Dans son étude semestrielle sur l’Europe, elle vient de préciser ce qu’elle entendait dire en tenant de tels propos hétérodoxes. « Compte tenu de la nécessité de s’en tenir à des mesures d’économies strictes pour plusieurs années, Moody’s estime que les craintes sur la croissance économique constituent un risque pour la notation des Etats. Ceci est particulièrement vrai en Europe, où la croissance devrait être moins élevée que dans le reste du monde »
En conclusion de son document, l’agence annonce qu’elle va attentivement surveiller « les voies choisies par les gouvernements et leur potentiel à générer de la croissance ». Une analyse qui peut plonger les analystes dans une certaine perplexité. Car les mesures de rigueur qui sont prises en Europe ont eu pour justification de répondre à l’attente des marchés, afin précisément d’éviter que ceux-ci enchérissent le coût de la dette obligataire. Or ce sont ces mêmes mesures qui sont dorénavant estimées pouvoir y aboutir, conséquence inévitable d’une dégradation de la notation de la dette souveraine si elle devait intervenir. Impliquant de faire en même temps une chose et son contraire, si l’on s’inscrit dans cette logique.
Dans la situation actuelle, les paradoxes s’additionnent, exprimant mieux que tout discours, l’indécision et l’expectative généralisée qui prédomine.
Le reflux massif des capitaux du marché des actions vers le marché obligataire en est un autre. La dette publique, présentée il y a encore peu comme représentant un risque financier majeur – qu’il fallait réduire séance tenante – est devenue en l’espace d’un matin un refuge recherché. Aboutissant à une baisse spectaculaire des taux pour les pays considérés comme les moins risqués, ceux-là même que Moody’s annonce être sur la corde raide.

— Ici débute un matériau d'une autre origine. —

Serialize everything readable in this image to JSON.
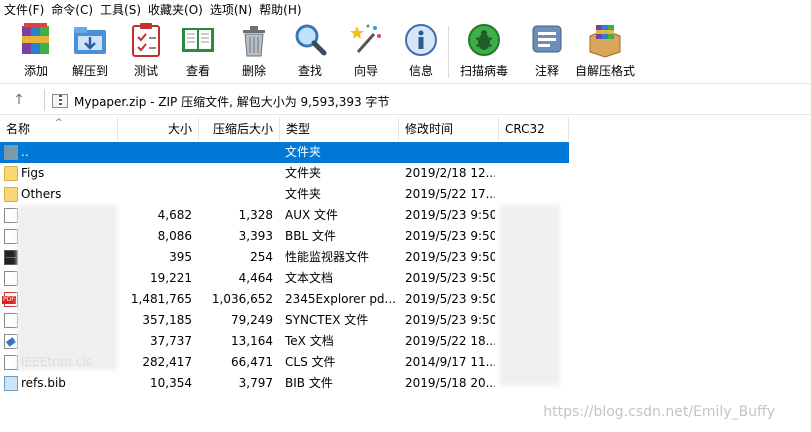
{
  "menu": [
    "文件(F)",
    "命令(C)",
    "工具(S)",
    "收藏夹(O)",
    "选项(N)",
    "帮助(H)"
  ],
  "toolbar": [
    {
      "label": "添加",
      "icon": "add-archive-icon"
    },
    {
      "label": "解压到",
      "icon": "extract-to-icon"
    },
    {
      "label": "测试",
      "icon": "test-icon"
    },
    {
      "label": "查看",
      "icon": "view-book-icon"
    },
    {
      "label": "删除",
      "icon": "delete-trash-icon"
    },
    {
      "label": "查找",
      "icon": "find-magnifier-icon"
    },
    {
      "label": "向导",
      "icon": "wizard-wand-icon"
    },
    {
      "label": "信息",
      "icon": "info-icon"
    },
    {
      "label": "扫描病毒",
      "icon": "virus-scan-icon"
    },
    {
      "label": "注释",
      "icon": "comment-icon"
    },
    {
      "label": "自解压格式",
      "icon": "sfx-box-icon"
    }
  ],
  "address": {
    "text": "Mypaper.zip - ZIP 压缩文件, 解包大小为 9,593,393 字节"
  },
  "columns": {
    "name": "名称",
    "size": "大小",
    "packed": "压缩后大小",
    "type": "类型",
    "modified": "修改时间",
    "crc": "CRC32"
  },
  "rows": [
    {
      "name": "..",
      "size": "",
      "packed": "",
      "type": "文件夹",
      "modified": "",
      "crc": "",
      "icon": "up-folder",
      "selected": true
    },
    {
      "name": "Figs",
      "size": "",
      "packed": "",
      "type": "文件夹",
      "modified": "2019/2/18 12...",
      "crc": "",
      "icon": "folder"
    },
    {
      "name": "Others",
      "size": "",
      "packed": "",
      "type": "文件夹",
      "modified": "2019/5/22 17...",
      "crc": "",
      "icon": "folder"
    },
    {
      "name": "",
      "size": "4,682",
      "packed": "1,328",
      "type": "AUX 文件",
      "modified": "2019/5/23 9:50",
      "crc": "",
      "icon": "doc"
    },
    {
      "name": "",
      "size": "8,086",
      "packed": "3,393",
      "type": "BBL 文件",
      "modified": "2019/5/23 9:50",
      "crc": "",
      "icon": "doc"
    },
    {
      "name": "",
      "size": "395",
      "packed": "254",
      "type": "性能监视器文件",
      "modified": "2019/5/23 9:50",
      "crc": "",
      "icon": "perf"
    },
    {
      "name": "",
      "size": "19,221",
      "packed": "4,464",
      "type": "文本文档",
      "modified": "2019/5/23 9:50",
      "crc": "",
      "icon": "doc"
    },
    {
      "name": "",
      "size": "1,481,765",
      "packed": "1,036,652",
      "type": "2345Explorer pd...",
      "modified": "2019/5/23 9:50",
      "crc": "",
      "icon": "pdf"
    },
    {
      "name": "",
      "size": "357,185",
      "packed": "79,249",
      "type": "SYNCTEX 文件",
      "modified": "2019/5/23 9:50",
      "crc": "",
      "icon": "doc"
    },
    {
      "name": "",
      "size": "37,737",
      "packed": "13,164",
      "type": "TeX 文档",
      "modified": "2019/5/22 18...",
      "crc": "",
      "icon": "tex"
    },
    {
      "name": "IEEEtran.cls",
      "size": "282,417",
      "packed": "66,471",
      "type": "CLS 文件",
      "modified": "2014/9/17 11...",
      "crc": "",
      "icon": "doc"
    },
    {
      "name": "refs.bib",
      "size": "10,354",
      "packed": "3,797",
      "type": "BIB 文件",
      "modified": "2019/5/18 20...",
      "crc": "",
      "icon": "bib"
    }
  ],
  "watermark": "https://blog.csdn.net/Emily_Buffy"
}
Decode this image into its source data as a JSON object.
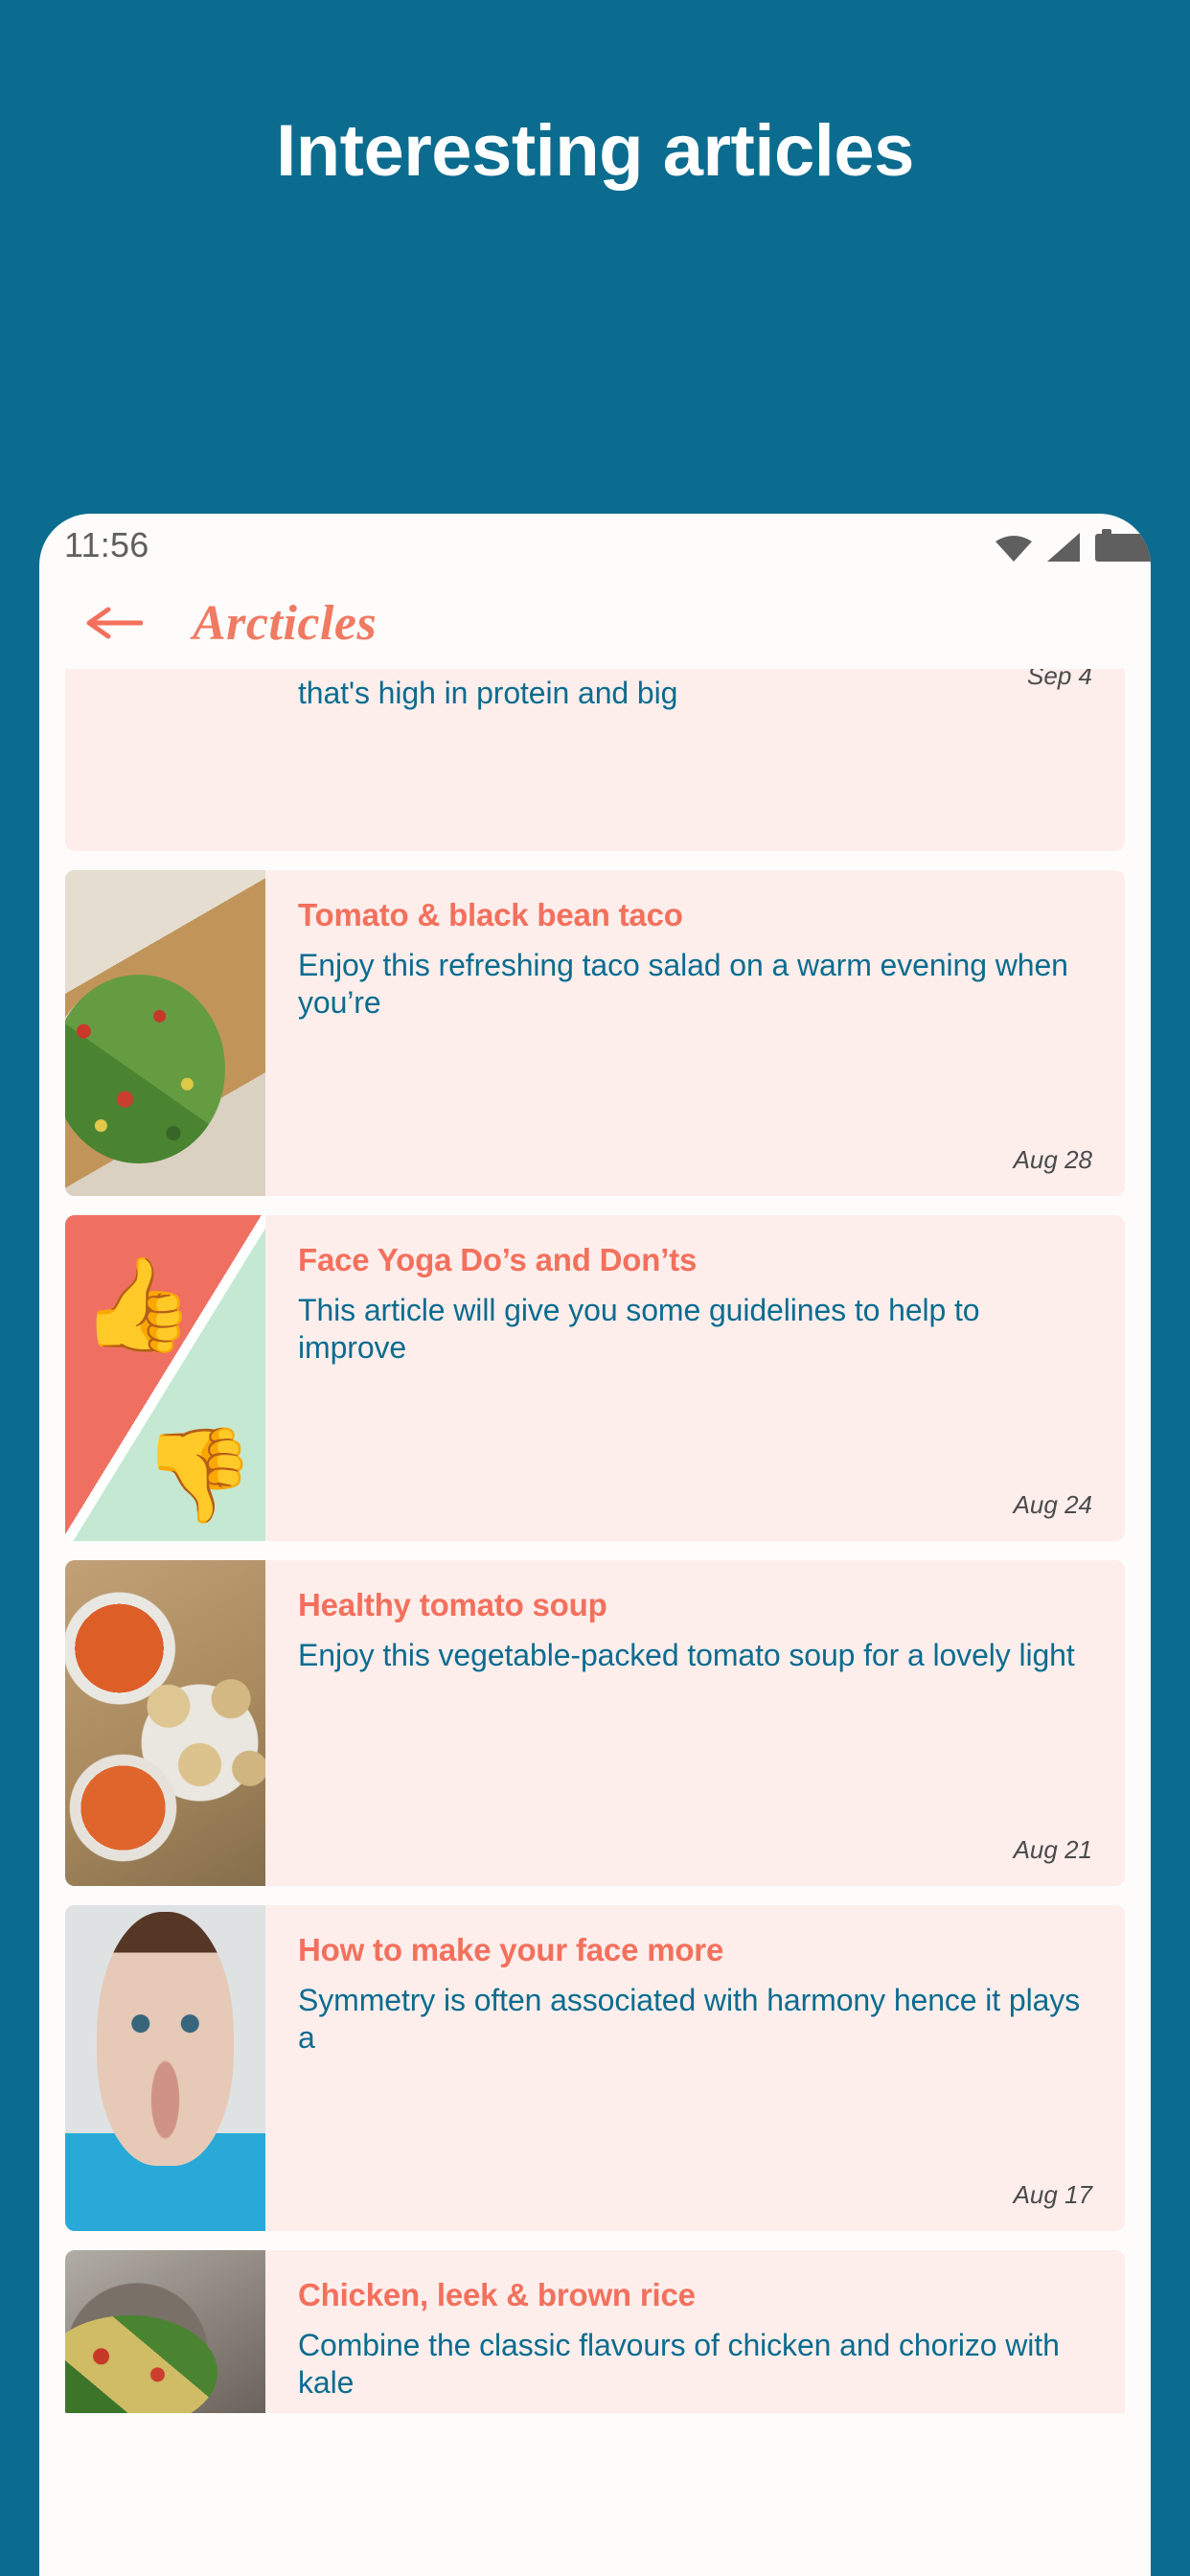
{
  "promo": {
    "headline": "Interesting articles",
    "background_color": "#0b6c8f"
  },
  "statusbar": {
    "clock": "11:56",
    "icons": [
      "wifi-icon",
      "cellular-signal-icon",
      "battery-icon"
    ]
  },
  "appbar": {
    "back_icon": "back-arrow-icon",
    "title": "Arcticles",
    "title_color": "#f07a62"
  },
  "theme": {
    "accent": "#f3705c",
    "body_text": "#0b6c8f",
    "card_bg": "#fdeeec",
    "screen_bg": "#fdfcfa",
    "date_text": "#4b4b4b"
  },
  "articles": [
    {
      "title": "",
      "desc": "that's high in protein and big",
      "date": "Sep 4",
      "thumb": "chicken-salad-photo",
      "clipped": "top"
    },
    {
      "title": "Tomato & black bean taco",
      "desc": "Enjoy this refreshing taco salad on a warm evening when you’re",
      "date": "Aug 28",
      "thumb": "taco-salad-photo",
      "clipped": "none"
    },
    {
      "title": "Face Yoga Do’s and Don’ts",
      "desc": "This article will give you some guidelines to help to improve",
      "date": "Aug 24",
      "thumb": "thumbs-up-down-photo",
      "clipped": "none"
    },
    {
      "title": "Healthy tomato soup",
      "desc": "Enjoy this vegetable-packed tomato soup for a lovely light",
      "date": "Aug 21",
      "thumb": "tomato-soup-photo",
      "clipped": "none"
    },
    {
      "title": "How to make your face more",
      "desc": "Symmetry is often associated with harmony hence it plays a",
      "date": "Aug 17",
      "thumb": "face-portrait-photo",
      "clipped": "none"
    },
    {
      "title": "Chicken, leek & brown rice",
      "desc": "Combine the classic flavours of chicken and chorizo with kale",
      "date": "",
      "thumb": "chicken-rice-photo",
      "clipped": "bottom"
    }
  ]
}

Allant même, dans le cas du Royaume Uni, à accepter des taux obligataires en dessous de l’inflation, ce qui représente un rendement net négatif.
Il n’y a pas grand mystère à ce nouveau paradoxe : la recherche du moindre risque fait préférer aux investisseurs la détention d’obligations, dans le contexte alarmiste actuel du possible retour de la récession aux Etats-Unis et de la poursuite d’une faible et très fragile croissance en Europe et au Japon (le cas marginal de l’Allemagne mis à part). Il est en effet craint une nouvelle chute des marchés boursiers, au vu des perspectives économiques récessives qui se présentent.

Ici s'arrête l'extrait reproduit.